Hayatımıza anlam katan herkes yanıbaşımızda kalbimizin en yakınında sabırla beklemeliler. Bizim için çok önemli olduklarını bilmeliler.
Hayatımıza anlam katan herkes nefesimiz olmalı. Ne kadar zorda kalıp, ne kadar derinlerde kaybolursak kaybolalım, bizden asla vazgeçmeyen bir nefeste yanımızda olan sevenlerimiz olmalı. Bir an önce sarılmak için sabırsızlandığımız sevdiklerimiz olmalı. Her durumda bize destek verecek güçlerimiz olmalı. Duygularımız düşündüklerimiz ne kadar karmaşık olursa olsun vurgun yemeden çıka bilmeliyiz derinlerimizden.

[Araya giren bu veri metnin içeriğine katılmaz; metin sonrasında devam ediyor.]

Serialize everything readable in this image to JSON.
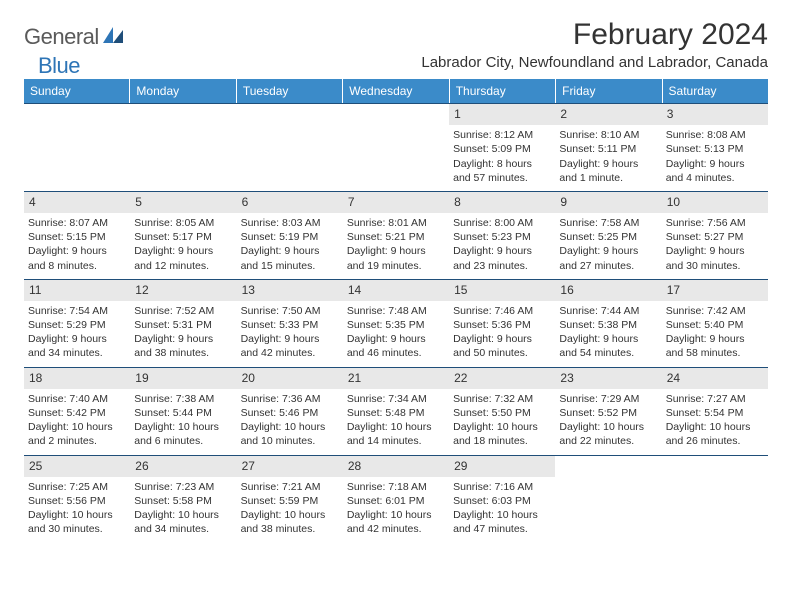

Bizi bekleyenler yine en yakınlarımız olmalı.
Ne olur koruyalım hayatımızın değerleriyle olan ilişkilerimizi. Zaten sevgi, dostluk, kardeşlik, minnet, vicdan gibi duyguların hakkını veremeyenler çıkacaklar hayatımızdan. Ve biz bir bir çıkışlarını seyredeceğiz. Kaçınılmaz. Evren temizler. Kimler kalacaklar? Kendimiz gibi önyargısız, sabit fikirden korunmaya çalışan, kendisini keşfe çıkanlar kalacaklar. Kim ler kalacak? Oksijensiz yaşayamayız değil mi? Evladımız, bize kalkan olmayı görev edinmiş eşimiz ve sevgiyle kucaklaşmayı özleyenler kalacak.
Hayatımızın nedenleri bize cesaret verecektir. Kimsenin inmediği yerlere dalmaya izin veren, sağlam yapıda dostluklar edinmiş olmanın coşkusu olacak damarlarımızda.
Ne olursa olsun, kirlenen dünyada tertemiz kalan ve nefessiz kaldığımızda bize nefes olanlar bizimle olsunlar.